Wednesday, October 31, 2012

Update on Night Stands

For those of you who know me, and for those of you who don't quite yet, I am very a fault.  So, when it came to determining a paint color and the type of paint I was going to use on my night stands, it was painful.  At first, I had thought I would give Annie Sloan's Chalk Paint a try, as it doesn't require sanding or priming.  However, once I started repairing the nightstands with puttying and sanding, I realized that I had pretty much sanded almost every area of the night stands. Annie Sloan's chalk paint is also very expensive, with the wax and all.  Sooo, I turned to some of my favorite blogs for advice, and stumbled upon this very informative blog at  She has tons of experience painting furniture, so I totally respect her advice.  She suggested two different types of paint to use on furniture:  Benjamin Moore Advance and Sherwin Williams ProClassic.  She describes them as "water based alkyd enamel paints. Alkyds are drying resins and are used in oil based paints but now synthetic versions are used in water-based enamel paints as well. What’s important is that the enamel gives you a really hard finish, meaning if you tap on it with your fingernail after a week or two of curing it will feel hard to the touch, and not pliable like other latex paints." 

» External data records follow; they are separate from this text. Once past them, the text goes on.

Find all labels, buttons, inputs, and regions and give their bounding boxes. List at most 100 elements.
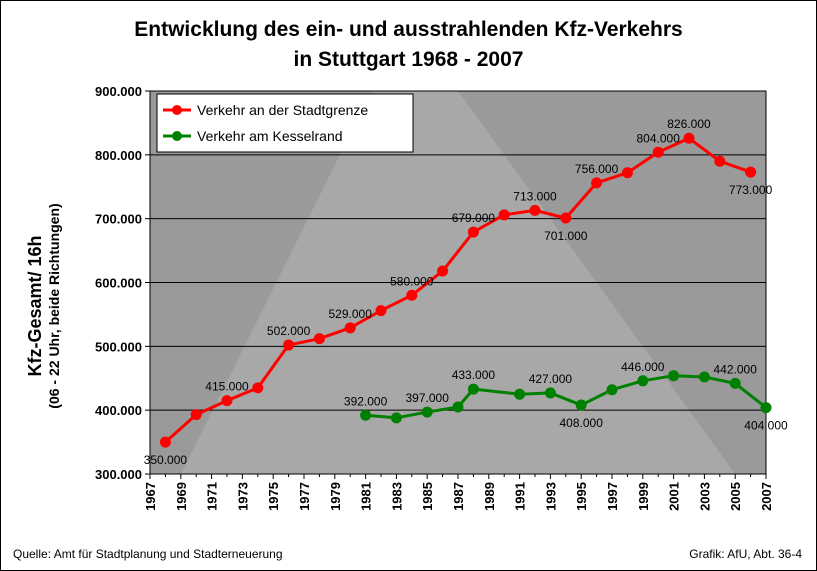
data-point bbox=[467, 383, 479, 395]
data-label: 433.000 bbox=[452, 368, 496, 382]
y-tick-label: 400.000 bbox=[95, 403, 142, 418]
y-axis-label: Kfz-Gesamt/ 16h (06 - 22 Uhr, beide Rich… bbox=[11, 136, 67, 476]
data-point bbox=[560, 212, 572, 224]
data-label: 701.000 bbox=[544, 229, 588, 243]
data-point bbox=[729, 377, 741, 389]
x-tick-label: 1991 bbox=[513, 482, 528, 511]
data-label: 529.000 bbox=[329, 307, 373, 321]
y-axis-label-line-2: (06 - 22 Uhr, beide Richtungen) bbox=[46, 203, 62, 408]
x-tick-label: 1975 bbox=[266, 482, 281, 511]
x-tick-label: 1977 bbox=[297, 482, 312, 511]
legend-swatch-marker bbox=[172, 131, 182, 141]
data-point bbox=[283, 339, 295, 351]
data-label: 826.000 bbox=[667, 117, 711, 131]
x-tick-label: 1989 bbox=[482, 482, 497, 511]
x-tick-label: 2007 bbox=[759, 482, 774, 511]
data-point bbox=[514, 388, 526, 400]
x-tick-label: 2003 bbox=[697, 482, 712, 511]
data-label: 350.000 bbox=[144, 453, 188, 467]
y-tick-label: 600.000 bbox=[95, 276, 142, 291]
data-point bbox=[698, 371, 710, 383]
data-point bbox=[668, 370, 680, 382]
y-tick-label: 800.000 bbox=[95, 148, 142, 163]
y-tick-label: 300.000 bbox=[95, 467, 142, 482]
x-tick-label: 2001 bbox=[667, 482, 682, 511]
data-label: 679.000 bbox=[452, 211, 496, 225]
x-tick-label: 1995 bbox=[574, 482, 589, 511]
data-label: 804.000 bbox=[637, 131, 681, 145]
data-point bbox=[406, 289, 418, 301]
series-line-2 bbox=[365, 374, 767, 420]
data-label: 442.000 bbox=[714, 362, 758, 376]
x-tick-label: 1979 bbox=[328, 482, 343, 511]
x-tick-label: 1985 bbox=[420, 482, 435, 511]
data-point bbox=[575, 399, 587, 411]
data-point bbox=[745, 166, 757, 178]
data-point bbox=[159, 436, 171, 448]
data-point bbox=[591, 177, 603, 189]
data-point bbox=[344, 322, 356, 334]
x-tick-label: 1971 bbox=[205, 482, 220, 511]
data-point bbox=[760, 402, 772, 414]
legend-label: Verkehr an der Stadtgrenze bbox=[197, 102, 368, 118]
plot-background bbox=[150, 91, 766, 474]
data-point bbox=[621, 167, 633, 179]
legend-box bbox=[156, 93, 414, 153]
data-point bbox=[452, 401, 464, 413]
data-point bbox=[637, 375, 649, 387]
data-label: 397.000 bbox=[406, 391, 450, 405]
data-point bbox=[498, 209, 510, 221]
data-point bbox=[221, 395, 233, 407]
y-tick-label: 900.000 bbox=[95, 84, 142, 99]
data-label: 502.000 bbox=[267, 324, 311, 338]
chart-title-line-1: Entwicklung des ein- und ausstrahlenden … bbox=[134, 18, 683, 41]
data-label: 415.000 bbox=[205, 380, 249, 394]
legend-label: Verkehr am Kesselrand bbox=[197, 128, 343, 144]
y-axis-label-line-1: Kfz-Gesamt/ 16h bbox=[25, 235, 45, 376]
data-point bbox=[683, 132, 695, 144]
data-label: 427.000 bbox=[529, 372, 573, 386]
x-tick-label: 1967 bbox=[143, 482, 158, 511]
data-point bbox=[390, 412, 402, 424]
x-tick-label: 1981 bbox=[359, 482, 374, 511]
data-point bbox=[360, 409, 372, 421]
data-point bbox=[606, 384, 618, 396]
legend-swatch-marker bbox=[172, 105, 182, 115]
data-label: 713.000 bbox=[513, 189, 557, 203]
series-line-1 bbox=[164, 136, 752, 444]
data-point bbox=[421, 406, 433, 418]
x-tick-label: 1987 bbox=[451, 482, 466, 511]
plot-frame bbox=[149, 90, 767, 475]
credit-note: Grafik: AfU, Abt. 36-4 bbox=[689, 547, 802, 561]
data-label: 446.000 bbox=[621, 360, 665, 374]
x-tick-label: 1997 bbox=[605, 482, 620, 511]
data-point bbox=[652, 146, 664, 158]
chart-title-line-2: in Stuttgart 1968 - 2007 bbox=[293, 48, 524, 71]
data-label: 773.000 bbox=[729, 183, 773, 197]
data-label: 408.000 bbox=[560, 416, 604, 430]
y-tick-label: 500.000 bbox=[95, 339, 142, 354]
plot-background-road bbox=[180, 91, 736, 474]
data-label: 404.000 bbox=[744, 419, 788, 433]
data-point bbox=[252, 382, 264, 394]
data-label: 392.000 bbox=[344, 394, 388, 408]
x-tick-label: 2005 bbox=[728, 482, 743, 511]
x-tick-label: 1983 bbox=[389, 482, 404, 511]
x-tick-label: 1993 bbox=[543, 482, 558, 511]
data-point bbox=[375, 305, 387, 317]
data-point bbox=[467, 226, 479, 238]
x-tick-label: 1999 bbox=[636, 482, 651, 511]
data-point bbox=[190, 409, 202, 421]
data-point bbox=[529, 204, 541, 216]
y-tick-label: 700.000 bbox=[95, 212, 142, 227]
data-point bbox=[544, 387, 556, 399]
data-label: 756.000 bbox=[575, 162, 619, 176]
x-tick-label: 1973 bbox=[235, 482, 250, 511]
data-point bbox=[437, 265, 449, 277]
data-point bbox=[714, 155, 726, 167]
source-note: Quelle: Amt für Stadtplanung und Stadter… bbox=[13, 547, 283, 561]
chart-title: Entwicklung des ein- und ausstrahlenden … bbox=[1, 15, 816, 75]
data-point bbox=[313, 333, 325, 345]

By using one of these type of paints, I would have so many more color options than Anne Sloan's Chalk Paint.  Not so sure this is good for someone who's so indecisive, but I do like options!!

Since these are going in my bedroom, which will be re-painted within the year to Benjamin Moore's Van Courtland Blue.  I wanted something that would coordinate with that color.  It's a dark bluish gray.  So I opted to use the Benjamin Moore Advance, where I was going to be painting my bedroom with Ben Moore.  I went with a coordinating color, Wedgewood Gray

Here's what they looked like once I had finished puttying and sanding!

And, here's what they looked like after two coats of primer!

Before I began to paint, I cleaned all the dust and dirt off the night stands. I took off the drawer pull hardware, and filled the holes where the screws had been with wood putty.  Since I will be putting on a drawer knob, which will be centered on the drawer front, I knew I wouldn't be using the existing holes.  My hubby also tore off the plywood on the back of both night stands as they had holes in them, and were in rough shape.  He purchased a 1/4" sheet of plywood to re-cover the backs.  However, we are thinking we will only cover the back of the drawer, leaving the shelves open to the back.  With all of that done, I then applied two light coats of Kiltz Original Primer, allowing to dry between coats. I used a Purdy 2" angled brush.  This is an oil-based primer, which you can use under a water based paint.  Clean up is a bit more, as you have to clean your brushes in Mineral Spirits. 

I then began painting.  I used a new Purdy 2" angled brush, and a small roller for the flat surfaces such as the top and sides of the night stands.  I applied 2 full coats, as you could still see some of the white primer after the first coat.  I did a few touch-up jobs after the 2 coat was fully dried.  Please note, you must wait 16 hours between coats, with this paint.  They look amazing! 

Hard to believe I bought these for $25/a piece!!  I knew they had such potential.  With a little bit of paint and a lot of T.L.C. they look brand new!!


  1. They came out so beautiful, Tan and they look great in your room! Amazing what a few coats of paint will do!

    1. Thanks so much Mis! I appreciate the words of encouragement. It's a lot of fun to recreate a piece of furniture!!